Según fuentes familiarizadas con el incidente, dos funcionarios estadounidenses que murieron en un accidente automovilístico la madrugada del domingo en el norte de México, cuando regresaban de una operación contra los cárteles de la droga, eran oficiales de la Agencia Central de Inteligencia (CIA), lo que plantea interrogantes sobre el papel de la agencia en la guerra de México contra los cárteles de la droga.
Los dos agentes de la CIA, junto con dos funcionarios mexicanos, murieron cuando su vehículo se estrelló al regresar de una operación liderada por las fuerzas armadas mexicanas para desmantelar laboratorios clandestinos de metanfetamina en las montañas, informaron las autoridades del estado de Chihuahua, donde ocurrió el accidente.
Las personas que confirmaron la identidad de los estadounidenses hablaron bajo condición de anonimato para poder comentar detalles delicados del episodio.
La presidenta de México, Claudia Sheinbaum, declaró el lunes que su gabinete no tenía conocimiento previo de las actividades de los estadounidenses en Chihuahua y que investigará si su participación en la operación violó las leyes de seguridad nacional de México.
“Hay colaboración, hay coordinación, pero no hay operaciones conjuntas sobre el terreno”, declaró la Sra. Sheinbaum en su conferencia de prensa diaria, estableciendo una línea roja infranqueable que ha definido su postura respecto a las relaciones de seguridad de México con Washington. Añadió que la presencia estadounidense parecía derivarse de un acuerdo entre la Embajada de Estados Unidos y las autoridades locales de Chihuahua, y no con el gobierno federal.
La CIA, junto con el Pentágono, ha asumido un papel más importante en la guerra contra las drogas y los grupos de narcotráfico desde que el presidente Trump asumió el cargo a principios del año pasado.
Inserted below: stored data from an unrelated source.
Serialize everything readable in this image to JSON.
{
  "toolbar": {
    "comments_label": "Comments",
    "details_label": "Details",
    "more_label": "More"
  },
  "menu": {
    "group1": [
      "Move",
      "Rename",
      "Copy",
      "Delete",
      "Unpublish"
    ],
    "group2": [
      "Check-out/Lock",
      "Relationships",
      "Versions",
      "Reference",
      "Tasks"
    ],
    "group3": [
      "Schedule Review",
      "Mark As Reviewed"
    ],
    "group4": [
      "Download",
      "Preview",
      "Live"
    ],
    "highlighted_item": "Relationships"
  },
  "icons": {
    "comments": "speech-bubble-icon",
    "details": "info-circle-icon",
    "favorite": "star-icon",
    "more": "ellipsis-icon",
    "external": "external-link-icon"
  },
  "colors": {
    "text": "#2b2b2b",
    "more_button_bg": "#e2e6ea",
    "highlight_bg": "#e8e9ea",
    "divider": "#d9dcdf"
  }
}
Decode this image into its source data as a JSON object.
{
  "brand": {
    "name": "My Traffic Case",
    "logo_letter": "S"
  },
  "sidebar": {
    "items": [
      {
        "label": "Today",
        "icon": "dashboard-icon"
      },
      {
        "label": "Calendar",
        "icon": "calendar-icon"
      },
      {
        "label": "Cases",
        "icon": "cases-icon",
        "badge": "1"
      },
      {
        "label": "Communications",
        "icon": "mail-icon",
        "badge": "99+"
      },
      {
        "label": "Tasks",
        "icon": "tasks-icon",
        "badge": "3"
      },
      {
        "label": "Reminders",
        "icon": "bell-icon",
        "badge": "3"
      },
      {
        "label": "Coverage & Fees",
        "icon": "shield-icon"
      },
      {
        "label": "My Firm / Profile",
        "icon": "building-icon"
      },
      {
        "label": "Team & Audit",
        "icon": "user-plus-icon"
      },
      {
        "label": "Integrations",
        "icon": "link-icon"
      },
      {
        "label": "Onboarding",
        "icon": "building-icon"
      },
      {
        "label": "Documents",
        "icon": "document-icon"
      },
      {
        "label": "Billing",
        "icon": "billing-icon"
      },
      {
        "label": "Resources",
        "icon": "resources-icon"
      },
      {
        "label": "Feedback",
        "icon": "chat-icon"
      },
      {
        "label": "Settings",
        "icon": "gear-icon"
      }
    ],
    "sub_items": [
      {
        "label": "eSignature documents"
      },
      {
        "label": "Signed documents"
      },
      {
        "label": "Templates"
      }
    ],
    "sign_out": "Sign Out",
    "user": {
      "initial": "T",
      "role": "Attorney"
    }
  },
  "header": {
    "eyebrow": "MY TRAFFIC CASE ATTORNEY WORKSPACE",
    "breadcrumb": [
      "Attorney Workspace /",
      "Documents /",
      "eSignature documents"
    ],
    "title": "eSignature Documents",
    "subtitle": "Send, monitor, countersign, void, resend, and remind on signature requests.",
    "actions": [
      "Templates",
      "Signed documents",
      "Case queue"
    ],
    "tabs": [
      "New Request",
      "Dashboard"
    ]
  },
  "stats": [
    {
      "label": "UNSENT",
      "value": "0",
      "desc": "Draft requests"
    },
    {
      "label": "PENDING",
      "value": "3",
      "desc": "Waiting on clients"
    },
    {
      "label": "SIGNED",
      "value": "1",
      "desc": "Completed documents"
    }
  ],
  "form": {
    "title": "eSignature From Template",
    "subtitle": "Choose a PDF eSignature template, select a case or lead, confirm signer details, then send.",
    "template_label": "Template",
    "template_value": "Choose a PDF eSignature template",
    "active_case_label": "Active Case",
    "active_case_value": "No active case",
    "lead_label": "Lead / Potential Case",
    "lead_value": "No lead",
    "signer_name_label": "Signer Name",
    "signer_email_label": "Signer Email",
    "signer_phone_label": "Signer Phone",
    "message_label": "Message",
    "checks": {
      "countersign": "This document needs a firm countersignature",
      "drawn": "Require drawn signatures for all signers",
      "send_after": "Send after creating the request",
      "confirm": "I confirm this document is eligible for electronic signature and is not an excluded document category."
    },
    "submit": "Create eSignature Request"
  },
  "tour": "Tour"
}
Históricamente, la campaña contra los cárteles de la droga ha estado liderada por el Departamento de Justicia y su brazo policial, la Administración para el Control de Drogas (DEA).
Pero después de que la administración Trump designara a unas dos docenas de organizaciones narcotraficantes como grupos terroristas el año pasado, recurrió a los recursos más sofisticados, de alta tecnología y letales del ejército y la CIA en la lucha contra los cárteles.
El año pasado, la CIA amplió un programa secreto de drones en México, desplegando drones de vigilancia más potentes que los utilizados por el Departamento de Justicia en la lucha contra el terrorismo.
Al mismo tiempo, el Pentágono ha utilizado equipo militar letal para atacar a los narcotraficantes en el Caribe y el Océano Pacífico, causando la muerte de al menos 174 personas desde que comenzaron esas operaciones a finales del año pasado.
En febrero, la CIA proporcionó información crucial sobre el paradero de Nemesio Oseguera Cervantes, el líder histórico del Cártel Jalisco Nueva Generación, conocido como El Mencho. Fue abatido en una operación de las fuerzas mexicanas.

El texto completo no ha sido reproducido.